Et d’un petit signe de tête, sec et railleur, elle le renvoya.

Le départ ne déplut à personne. Les de Vignon avaient déjà fixé le jour du leur. La campagne n’est plus supportable dès que les feuilles commencent à tomber. Madame de Vignon ne faisait jamais rien avec calme ; le moindre événement était pour elle prétexte à tout bouleverser autour d’elle ; aussi n’avait-elle plus le temps de bien surveiller son mari.

Celui-ci se permit, un jour que sa femme faisait ses préparatifs, de prendre une chaise auprès de Marca, occupée à ranger la musique qu’elle voulait rapporter à Paris :

— C’est fini. Comme tout passe, mademoiselle… On vient, on part, voilà la vie.

— Vous êtes d’une philosophie triste ce matin, M. de Vignon.

— Je ne sais si c’est de la philosophie ; mais je trouve tout bien vide ; j’ai quarante-huit ans, et je ne crois pas que j’aie eu quarante-huit heures de bonheur en tout ; c’est ma faute, je le sais. Si j’avais un fils je lui dirais : Mon garçon, regarde-moi bien, écoute l’histoire de ma vie, et fais tout le contraire ; tu t’en trouveras bien…
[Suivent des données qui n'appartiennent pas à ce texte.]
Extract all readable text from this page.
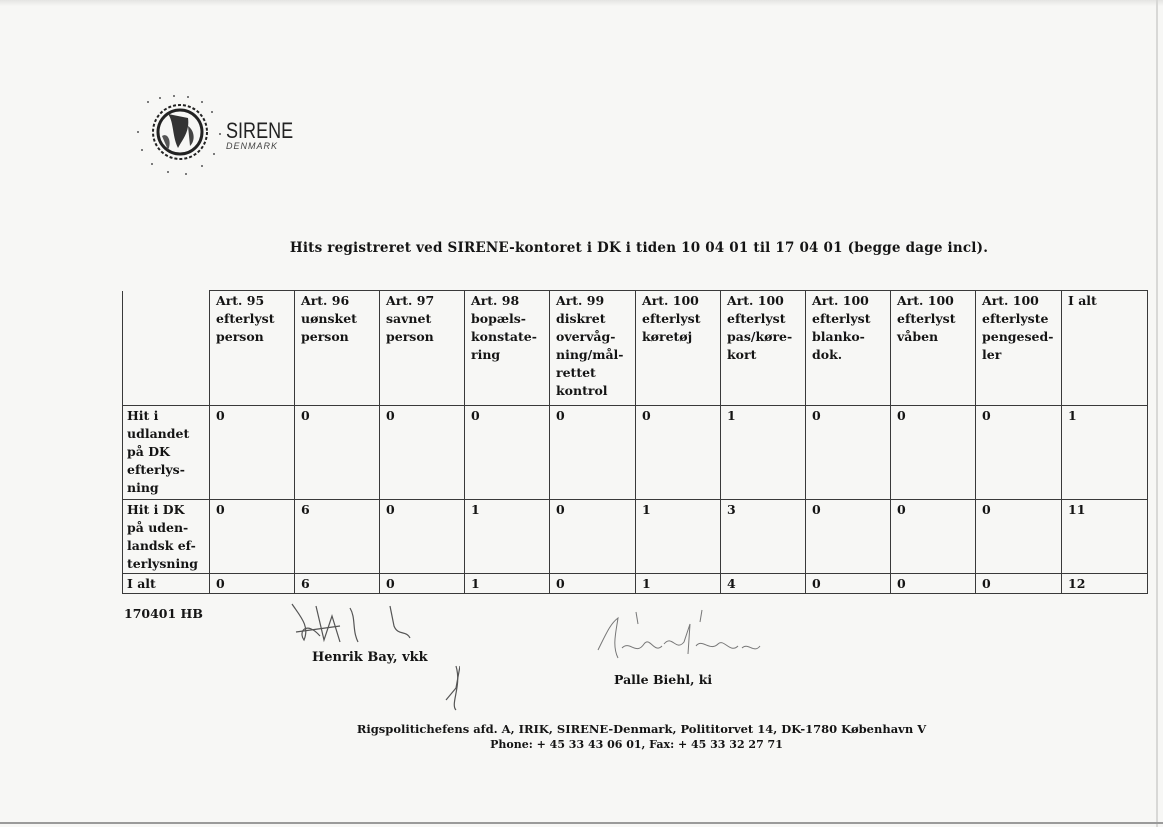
SIRENE
DENMARK
Hits registreret ved SIRENE-kontoret i DK i tiden 10 04 01 til 17 04 01 (begge dage incl).
	Art. 95 efterlyst person	Art. 96 uønsket person	Art. 97 savnet person	Art. 98 bopæls-konstate-ring	Art. 99 diskret overvåg-ning/mål-rettet kontrol	Art. 100 efterlyst køretøj	Art. 100 efterlyst pas/køre-kort	Art. 100 efterlyst blanko-dok.	Art. 100 efterlyst våben	Art. 100 efterlyste pengesed-ler	I alt
Hit i udlandet på DK efterlys-ning	0	0	0	0	0	0	1	0	0	0	1
Hit i DK på uden-landsk ef-terlysning	0	6	0	1	0	1	3	0	0	0	11
I alt	0	6	0	1	0	1	4	0	0	0	12
170401 HB
Henrik Bay, vkk
Palle Biehl, ki
Rigspolitichefens afd. A, IRIK, SIRENE-Denmark, Polititorvet 14, DK-1780 København V
Phone: + 45 33 43 06 01, Fax: + 45 33 32 27 71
M. de Vignon, son monocle sur l’œil, examinait la jeune fille avec une attention qui ne manquait pas de la gêner un peu. Il s’en aperçut et lui dit d’un ton plus bas :

— Pardon, — je pensais, — c’est très drôle les ressemblances… Vous ne saviez pas que nous avions perdu notre fille aînée… Eh bien, c’est une idée bête qui me poursuit ; mais je crois la voir en vous. Ce n’est rien, et c’est tout ; il me semble que ma petite chérie me regarde quand vous me regardez comme cela. C’est moi qui l’ai soignée ; sa mère était malade. Elle m’aimait bien, la petite, elle ne savait pas que son père était un grand sot ; elle est morte dans mes bras ; elle me souriait au milieu de ses souffrances. Oui, vous avez les mêmes yeux, Je vous assure ! C’est bien drôle, les ressemblances.

Il se leva plus ému qu’il ne voulait le paraître. À la porte du salon, il s’arrêta, hésita un instant, et, avec précipitation, il revint auprès de Marca ; il fit tomber son lorgnon d’un petit mouvement du sourcil et prit les deux mains de la jeune fille dans les siennes.

— Vous êtes heureuse, mon enfant, maintenant. Aussi ce que je veux vous dire semble ridicule — ridicule comme moi-même. Si un jour vous étiez moins heureuse, dites-vous que Maurice de Vignon serait bien content de vous être bon à quelque chose.

Alors, avec précipitation, il s’éloigna, remit son lorgnon et siffla un air de danse à la sourdine. Marca le suivit des yeux avec un profond étonnement.